WebFund 2024F Lecture 16

From Soma-notes

Video

Video from the lecture for November 12, 2024 is now available:

Notes

Lecture 16
----------

 - midterm is being graded, should hopefully be done by end of the week
 - Assignment 2 should finally be uploaded later today (sorry!)

 - Q7 on A3: your analysis page should have 5 or 6 extra numbers, one per question (it is 5 or 6 depending on whether you are modifying your code with the extra question or not)
   Q3 has 5 blank submissions
   Q5 has 20 blank submissions

Since you also report on the total number of submissions, with these stats you can see what fraction of students left a question blank

--------------

Today: cookies & TLS

We previously discussed how http is a stateless protocol

But sometimes we need state
 - most commonly, when we "log in" to a website
 - but is also used for site preferences (theme), other tasks
 - and of course, tracking for advertising targeting

Most common mechanism for adding state to http is the "cookie" mechanism

But what is a cookie?
 - data set by the server with a "Set-Cookie:" header
 - later requests to the server get the added header "Cookie: " with the value
   of the cookies that were previously set
 - allows the server to "save" data on the client (browser) that will be given back to it
    - remember, servers talk to many clients, so things like cookies
      help the server distinguish them from each other

 - But remember, cookies are just data included in an HTTP header
    - so anyone can set any cookie
    - only way to be secure is to 1) make sure it isn't sent to the wrong
      sites and 2) make sure it isn't guessable



Web Server                    Browser
                 <---         GET /index.html

contents of index.html  ---->   renders index.html, saves user=bob
 + Content-Type: text/html      cookie for this server
 + Set-Cookie: user=bob


                 <---         GET /index.html
		              + Cookies: user=bob

contents of index.html  --->   
  for the user bob


Any browser can set any cookie
 - if you can guess a cookie that allows you to get confidential information,
   that cookie is insecure (as is the web app)
 - if you can steal the cookie, you have some sort of hijacking attack
    - and can potentially be stolen by just impersonating the right site


So why is it called cookie?
 - this is actually an old term
 - used by the X Window system, which predates the web
 - used as a general term for data stored that is opaque to the storer &
   used for authentication & session management

Note that a browser has NO OBLIGATION to store a cookie for a website
 - it can forget it immediately
 - it can forget it later

Browsers generally shouldn't modify cookies, but they can easily forget them


Why is it a cookie?
 - I think someone was hungry

What does it mean for a cookie to be secure?
 - that is separate from secure cookie handling, which needs other technology
 - essentially, the cookie should not be guessable by unauthorized parties
    - so if you have a cookie that represents that a user is logged in,
      unauthorized users shouldn't be able to guess it, otherwise
      they can be logged in as well, even if they don't know the password

This is why you have to keep logging in on the web
 - everyone is paranoid about cookies being stolen, so they
   make them valid only for a limited period of time

But remember, http is sent in the clear over the Internet
 - anyone could be snooping
 - and if they are listening in, they can grab any important cookies
   and use them for bad purposes
 - doesn't matter if they are secure cookies or not!

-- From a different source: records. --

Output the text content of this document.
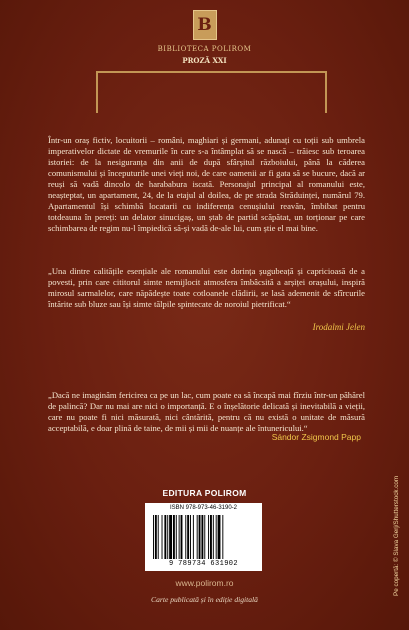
B
BIBLIOTECA POLIROM
PROZĂ XXI

Într-un oraș fictiv, locuitorii – români, maghiari și germani, adunați cu toții sub umbrela imperativelor dictate de vremurile în care s-a întâmplat să se nască – trăiesc sub teroarea istoriei: de la nesiguranța din anii de după sfârșitul războiului, până la căderea comunismului și începuturile unei vieți noi, de care oamenii ar fi gata să se bucure, dacă ar reuși să vadă dincolo de harababura iscată. Personajul principal al romanului este, neașteptat, un apartament, 24, de la etajul al doilea, de pe strada Străduinței, numărul 79. Apartamentul își schimbă locatarii cu indiferența cenușiului reavăn, îmbibat pentru totdeauna în pereți: un delator sinucigaș, un ștab de partid scăpătat, un torționar pe care schimbarea de regim nu-l împiedică să-și vadă de-ale lui, cum știe el mai bine.

„Una dintre calitățile esențiale ale romanului este dorința șugubeață și capricioasă de a povesti, prin care cititorul simte nemijlocit atmosfera îmbâcsită a arșiței orașului, inspiră mirosul sarmalelor, care năpădește toate cotloanele clădirii, se lasă ademenit de sfîrcurile întărite sub bluze sau își simte tălpile spintecate de noroiul pietrificat.“

Irodalmi Jelen

„Dacă ne imaginăm fericirea ca pe un lac, cum poate ea să încapă mai fîrziu într-un păhărel de palincă? Dar nu mai are nici o importanță. E o înșelătorie delicată și inevitabilă a vieții, care nu poate fi nici măsurată, nici cântărită, pentru că nu există o unitate de măsură acceptabilă, e doar plină de taine, de mii și mii de nuanțe ale întunericului.“

Sándor Zsigmond Papp
EDITURA POLIROM
ISBN 978-973-46-3190-2
9 789734 631902
www.polirom.ro
Carte publicată și în ediție digitală
Pe copertă: © Slava Gerj/Shutterstock.com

This is why almost all web traffic today is encrypted, using the protocol https
 - https is HTTP over TLS
 - TLS = transport layer security
 - used to be SSL = secure sockets layer
   - decided to have a more general name for a more general mechanism

TLS can be used to secure any TCP/IP data stream
 - email (POP3, IMAP, SMTP) uses TLS today
 - basically any regular protocol can be put over TLS to make it "secure"

But the security guarantees of TLS are very specific and have very strict requirements

So if the assumptions of TLS hold, then you get
 - no eavesdropping (confidentiality)
    - even if traffic was recorded, can't be decoded later even if both parties are compromised later (perfect forward secrecy)
 - no undedectable tampering (modifications just end communication with an error) (integrity)
 - one-sided or two-sided authentication
    - you either know who the server is, or you know who both the server & client are
    - on the web today we almost always do one-sided authentication
      (username/password/2FA are used for the other direction, not TLS)

In TLS, entities are identified with certificates. A certificate has
 - the public key of the entity
 - associated metadata (name of organization/server, how long valid, etc.)

In public key cryptography, you have public keys and private keys
 - public keys are given away
 - private keys must be private!

A private key is used to decrypt or sign data
A public key is used to encrypt or verify signatures

If you publish your public key
 - anyone can send you a secret message, but only you can read it
 - only you can sign a document as you, but anyone can verify that signature

Digital signatures are cool because they say who signed it and that the document has not been modified at all
 - much better than signatures on paper!